1/ Jésus s’explique sur son utilisation répétée des paraboles. C’est vrai qu’il aime particulièrement s’exprimer en paraboles. Il fera aussi des discours, parfois très longs, particulièrement dans l’Evangile de St Jean et aussi chez Matthieu, mais souvent, même dans ses discours il y a une ou deux paraboles. Jésus aime les paraboles pour deux raisons.

  • La première, c’est que les paraboles sont un enseignement simple. Les paraboles n’utilisent jamais des concepts philosophiques, ce sont des images, des histoires tirées de la vie de tous les jours. Mon compatriote, le curé d’Ars, parce qu’il n’était pas philosophe et parce qu’il ne parlait pas pour des philosophes aimait lui aussi utiliser des paraboles, il en inventait chaque jour de nouvelles. 
  • La deuxième raison pour laquelle Jésus aimait les paraboles, c’est qu’elles correspondaient parfaitement à son sens de la vérité et à son désir de la transmettre. Les paraboles sont des histoires simples, mais pas naïves, elles sont toujours chargées d’un sens, d’une vérité extrêmement profonde. Et le mot de parabole suggère, en lui-même, comment cette vérité sera transmise. Para-ballô en grec, c’est ce qui est jeté le long de, c’est-à-dire que c’est tout le contraire d’une vérité jetée en pleine face. 
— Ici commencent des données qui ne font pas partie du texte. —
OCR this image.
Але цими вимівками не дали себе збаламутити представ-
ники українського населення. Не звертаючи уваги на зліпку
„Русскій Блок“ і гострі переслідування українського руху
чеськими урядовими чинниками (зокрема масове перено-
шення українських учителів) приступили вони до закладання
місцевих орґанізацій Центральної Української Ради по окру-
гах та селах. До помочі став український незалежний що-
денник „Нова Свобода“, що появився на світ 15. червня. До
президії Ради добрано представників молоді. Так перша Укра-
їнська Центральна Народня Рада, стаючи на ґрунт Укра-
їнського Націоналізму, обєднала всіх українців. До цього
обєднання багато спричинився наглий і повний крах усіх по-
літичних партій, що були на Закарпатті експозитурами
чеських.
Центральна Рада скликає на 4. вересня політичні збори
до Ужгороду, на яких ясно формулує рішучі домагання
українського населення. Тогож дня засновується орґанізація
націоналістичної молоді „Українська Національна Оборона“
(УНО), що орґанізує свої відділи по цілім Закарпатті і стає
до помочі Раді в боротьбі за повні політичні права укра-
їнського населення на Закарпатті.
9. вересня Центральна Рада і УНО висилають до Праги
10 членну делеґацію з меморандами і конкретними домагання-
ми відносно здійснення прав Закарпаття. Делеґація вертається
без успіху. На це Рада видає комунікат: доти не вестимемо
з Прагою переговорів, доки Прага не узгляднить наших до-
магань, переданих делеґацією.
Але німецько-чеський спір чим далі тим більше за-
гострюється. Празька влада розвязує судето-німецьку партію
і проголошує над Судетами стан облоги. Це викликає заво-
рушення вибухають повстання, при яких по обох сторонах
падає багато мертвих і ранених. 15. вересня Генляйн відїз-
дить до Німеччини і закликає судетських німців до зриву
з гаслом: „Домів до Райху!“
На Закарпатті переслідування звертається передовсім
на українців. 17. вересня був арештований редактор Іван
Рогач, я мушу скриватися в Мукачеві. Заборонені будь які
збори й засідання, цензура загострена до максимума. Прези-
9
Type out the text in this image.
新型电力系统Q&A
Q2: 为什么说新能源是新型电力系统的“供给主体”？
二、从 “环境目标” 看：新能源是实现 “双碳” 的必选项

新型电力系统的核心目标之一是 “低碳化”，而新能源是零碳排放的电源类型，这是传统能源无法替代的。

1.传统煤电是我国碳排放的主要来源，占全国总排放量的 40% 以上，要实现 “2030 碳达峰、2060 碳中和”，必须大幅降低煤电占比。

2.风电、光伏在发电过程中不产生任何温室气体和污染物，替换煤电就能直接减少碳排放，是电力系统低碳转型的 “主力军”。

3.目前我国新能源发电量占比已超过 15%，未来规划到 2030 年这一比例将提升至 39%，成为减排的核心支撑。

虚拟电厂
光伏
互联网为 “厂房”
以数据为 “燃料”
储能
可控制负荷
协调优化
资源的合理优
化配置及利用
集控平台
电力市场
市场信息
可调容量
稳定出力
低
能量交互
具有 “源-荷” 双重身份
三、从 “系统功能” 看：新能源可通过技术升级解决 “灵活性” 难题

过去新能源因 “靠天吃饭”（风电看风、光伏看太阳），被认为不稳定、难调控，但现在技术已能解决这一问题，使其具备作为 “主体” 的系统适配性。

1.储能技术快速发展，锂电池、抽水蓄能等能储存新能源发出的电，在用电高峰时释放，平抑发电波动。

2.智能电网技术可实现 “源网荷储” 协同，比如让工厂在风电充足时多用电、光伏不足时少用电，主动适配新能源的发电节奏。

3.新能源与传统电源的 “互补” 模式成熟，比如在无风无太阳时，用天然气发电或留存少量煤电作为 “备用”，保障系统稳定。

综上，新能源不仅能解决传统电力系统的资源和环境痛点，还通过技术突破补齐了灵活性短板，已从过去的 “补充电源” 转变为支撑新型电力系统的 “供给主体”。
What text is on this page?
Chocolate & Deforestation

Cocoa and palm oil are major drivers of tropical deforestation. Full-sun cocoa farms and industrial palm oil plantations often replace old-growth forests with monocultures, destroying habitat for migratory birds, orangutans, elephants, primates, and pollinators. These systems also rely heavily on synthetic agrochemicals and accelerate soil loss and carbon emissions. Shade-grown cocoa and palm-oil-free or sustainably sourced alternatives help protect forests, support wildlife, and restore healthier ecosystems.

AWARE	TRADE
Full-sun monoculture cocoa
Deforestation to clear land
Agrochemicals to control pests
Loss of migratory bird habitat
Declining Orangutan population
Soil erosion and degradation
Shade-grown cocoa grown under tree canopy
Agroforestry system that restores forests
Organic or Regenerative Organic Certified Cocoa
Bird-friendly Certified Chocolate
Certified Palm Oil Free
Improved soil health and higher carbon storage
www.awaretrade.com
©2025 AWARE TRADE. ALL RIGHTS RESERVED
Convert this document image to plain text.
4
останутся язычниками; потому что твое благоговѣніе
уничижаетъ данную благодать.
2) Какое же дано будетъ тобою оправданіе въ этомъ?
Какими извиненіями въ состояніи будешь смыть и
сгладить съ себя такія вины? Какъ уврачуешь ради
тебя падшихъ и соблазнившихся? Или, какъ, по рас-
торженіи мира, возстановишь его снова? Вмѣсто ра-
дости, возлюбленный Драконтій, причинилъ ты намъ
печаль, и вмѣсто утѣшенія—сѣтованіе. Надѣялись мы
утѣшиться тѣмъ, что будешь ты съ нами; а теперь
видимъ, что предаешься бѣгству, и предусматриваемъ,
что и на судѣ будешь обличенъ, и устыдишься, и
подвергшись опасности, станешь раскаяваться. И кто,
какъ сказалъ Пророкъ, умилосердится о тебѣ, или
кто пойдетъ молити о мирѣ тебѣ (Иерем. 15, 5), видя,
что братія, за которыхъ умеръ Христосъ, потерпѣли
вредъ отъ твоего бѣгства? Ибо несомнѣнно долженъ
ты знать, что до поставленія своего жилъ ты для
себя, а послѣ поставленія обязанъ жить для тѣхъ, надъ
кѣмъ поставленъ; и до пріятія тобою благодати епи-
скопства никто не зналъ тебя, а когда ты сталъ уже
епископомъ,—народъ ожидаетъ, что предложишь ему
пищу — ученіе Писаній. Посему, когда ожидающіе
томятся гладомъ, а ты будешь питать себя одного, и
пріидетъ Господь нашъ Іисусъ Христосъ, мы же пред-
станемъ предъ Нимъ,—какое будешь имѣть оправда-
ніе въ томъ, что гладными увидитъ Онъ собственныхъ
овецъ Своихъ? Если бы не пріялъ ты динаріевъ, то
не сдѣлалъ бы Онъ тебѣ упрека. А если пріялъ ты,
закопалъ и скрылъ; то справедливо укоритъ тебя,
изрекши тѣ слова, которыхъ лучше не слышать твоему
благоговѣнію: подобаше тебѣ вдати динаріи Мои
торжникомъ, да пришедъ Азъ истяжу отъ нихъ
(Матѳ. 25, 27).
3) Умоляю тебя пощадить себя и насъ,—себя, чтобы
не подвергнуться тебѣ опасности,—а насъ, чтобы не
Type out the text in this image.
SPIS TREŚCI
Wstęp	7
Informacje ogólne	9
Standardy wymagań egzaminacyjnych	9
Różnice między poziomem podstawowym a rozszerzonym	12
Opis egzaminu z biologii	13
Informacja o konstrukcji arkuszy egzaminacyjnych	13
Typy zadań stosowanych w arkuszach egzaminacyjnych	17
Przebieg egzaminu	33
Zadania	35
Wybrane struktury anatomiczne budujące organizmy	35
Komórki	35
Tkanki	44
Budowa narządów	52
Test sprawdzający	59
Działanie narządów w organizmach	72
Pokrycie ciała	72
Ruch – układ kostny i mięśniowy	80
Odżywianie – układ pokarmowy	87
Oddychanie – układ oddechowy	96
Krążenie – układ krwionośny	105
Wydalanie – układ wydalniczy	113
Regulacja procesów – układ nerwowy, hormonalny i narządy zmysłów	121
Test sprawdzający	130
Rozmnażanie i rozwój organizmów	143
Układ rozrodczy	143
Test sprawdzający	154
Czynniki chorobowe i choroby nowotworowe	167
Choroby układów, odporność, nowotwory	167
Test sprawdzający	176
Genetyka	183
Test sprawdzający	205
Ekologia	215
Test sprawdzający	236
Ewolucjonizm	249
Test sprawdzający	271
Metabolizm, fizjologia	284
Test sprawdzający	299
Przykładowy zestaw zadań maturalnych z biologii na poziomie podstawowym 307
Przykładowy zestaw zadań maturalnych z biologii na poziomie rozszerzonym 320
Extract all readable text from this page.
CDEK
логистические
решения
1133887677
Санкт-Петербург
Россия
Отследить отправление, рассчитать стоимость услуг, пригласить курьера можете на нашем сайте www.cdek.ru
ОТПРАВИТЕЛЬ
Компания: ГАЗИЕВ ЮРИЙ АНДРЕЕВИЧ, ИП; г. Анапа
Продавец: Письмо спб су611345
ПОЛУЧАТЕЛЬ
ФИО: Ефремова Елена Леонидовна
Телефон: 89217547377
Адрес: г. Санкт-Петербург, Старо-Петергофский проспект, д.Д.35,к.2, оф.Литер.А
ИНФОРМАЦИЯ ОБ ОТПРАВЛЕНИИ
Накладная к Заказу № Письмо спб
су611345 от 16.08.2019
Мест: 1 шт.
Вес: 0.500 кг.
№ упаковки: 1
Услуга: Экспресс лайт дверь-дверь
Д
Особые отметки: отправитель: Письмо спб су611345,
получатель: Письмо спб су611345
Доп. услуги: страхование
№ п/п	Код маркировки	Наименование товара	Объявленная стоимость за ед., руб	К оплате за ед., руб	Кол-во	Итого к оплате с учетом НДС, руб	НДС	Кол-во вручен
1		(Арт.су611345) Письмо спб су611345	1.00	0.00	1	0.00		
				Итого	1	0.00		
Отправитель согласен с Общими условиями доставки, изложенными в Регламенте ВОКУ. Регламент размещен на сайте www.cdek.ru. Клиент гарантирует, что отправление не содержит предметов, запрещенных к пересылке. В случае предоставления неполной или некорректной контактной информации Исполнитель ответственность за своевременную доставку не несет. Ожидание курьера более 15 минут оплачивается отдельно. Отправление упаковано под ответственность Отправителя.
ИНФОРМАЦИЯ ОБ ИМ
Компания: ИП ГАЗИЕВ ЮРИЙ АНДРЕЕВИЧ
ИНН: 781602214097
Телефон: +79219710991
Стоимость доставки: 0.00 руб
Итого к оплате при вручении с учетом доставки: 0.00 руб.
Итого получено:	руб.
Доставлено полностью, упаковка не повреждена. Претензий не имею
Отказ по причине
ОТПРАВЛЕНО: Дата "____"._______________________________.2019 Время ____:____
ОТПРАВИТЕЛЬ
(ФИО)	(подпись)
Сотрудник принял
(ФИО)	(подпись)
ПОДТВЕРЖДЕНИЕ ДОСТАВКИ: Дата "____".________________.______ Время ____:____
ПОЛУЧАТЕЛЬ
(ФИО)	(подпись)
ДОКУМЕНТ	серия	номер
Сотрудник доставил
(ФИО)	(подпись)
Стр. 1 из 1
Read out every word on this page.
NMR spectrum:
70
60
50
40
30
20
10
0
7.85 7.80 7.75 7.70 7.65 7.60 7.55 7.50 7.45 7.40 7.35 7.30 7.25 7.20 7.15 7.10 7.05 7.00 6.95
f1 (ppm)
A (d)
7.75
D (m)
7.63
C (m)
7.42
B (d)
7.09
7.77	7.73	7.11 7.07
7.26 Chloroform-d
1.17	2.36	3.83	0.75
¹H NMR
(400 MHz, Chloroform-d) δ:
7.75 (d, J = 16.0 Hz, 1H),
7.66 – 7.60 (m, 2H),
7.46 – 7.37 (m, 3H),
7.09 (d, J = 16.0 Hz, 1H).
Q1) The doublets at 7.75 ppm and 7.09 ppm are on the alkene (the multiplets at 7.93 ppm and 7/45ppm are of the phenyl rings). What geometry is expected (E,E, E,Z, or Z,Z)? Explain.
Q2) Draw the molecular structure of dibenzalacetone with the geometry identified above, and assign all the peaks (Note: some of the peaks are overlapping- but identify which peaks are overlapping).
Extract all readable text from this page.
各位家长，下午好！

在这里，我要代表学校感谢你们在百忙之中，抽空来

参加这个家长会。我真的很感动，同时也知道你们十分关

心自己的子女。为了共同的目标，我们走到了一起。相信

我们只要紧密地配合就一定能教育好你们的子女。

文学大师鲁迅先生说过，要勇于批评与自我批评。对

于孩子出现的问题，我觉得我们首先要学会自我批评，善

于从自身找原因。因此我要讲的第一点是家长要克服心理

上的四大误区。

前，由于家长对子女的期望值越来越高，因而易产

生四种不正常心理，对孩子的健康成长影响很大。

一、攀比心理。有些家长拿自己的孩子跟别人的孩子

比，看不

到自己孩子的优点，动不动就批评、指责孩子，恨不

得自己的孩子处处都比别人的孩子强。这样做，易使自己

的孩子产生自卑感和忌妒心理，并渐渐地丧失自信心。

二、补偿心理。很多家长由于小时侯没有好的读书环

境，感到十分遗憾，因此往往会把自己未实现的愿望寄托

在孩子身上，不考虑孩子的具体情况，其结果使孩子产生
Et cela, c’est très intéressant pour nous ! Quand nous avons quelque chose à dire à quelqu’un, quelque chose qui peut être parfaitement juste et donc nécessaire de lui dire, quelle méthode utilisons-nous ? Jetons-nous cette vérité en pleine face ? Quand nous utilisons cette méthode, sur le coup, nous pouvons penser : eh bien, ça m’a vraiment soulagé, signe qu’il fallait que je le fasse ! Et puis, quand on voit la réaction de la personne, réaction immédiate ou à plus long terme, on se rend compte, si on n’est pas totalement insensible, qu’on s’est totalement planté. Asséner des vérités en les bombardant avec un char d’assaut, ça ne peut que détruire celui ou celle qui la reçoit. Or la vérité n’est pas faite pour détruire, mais pour construire.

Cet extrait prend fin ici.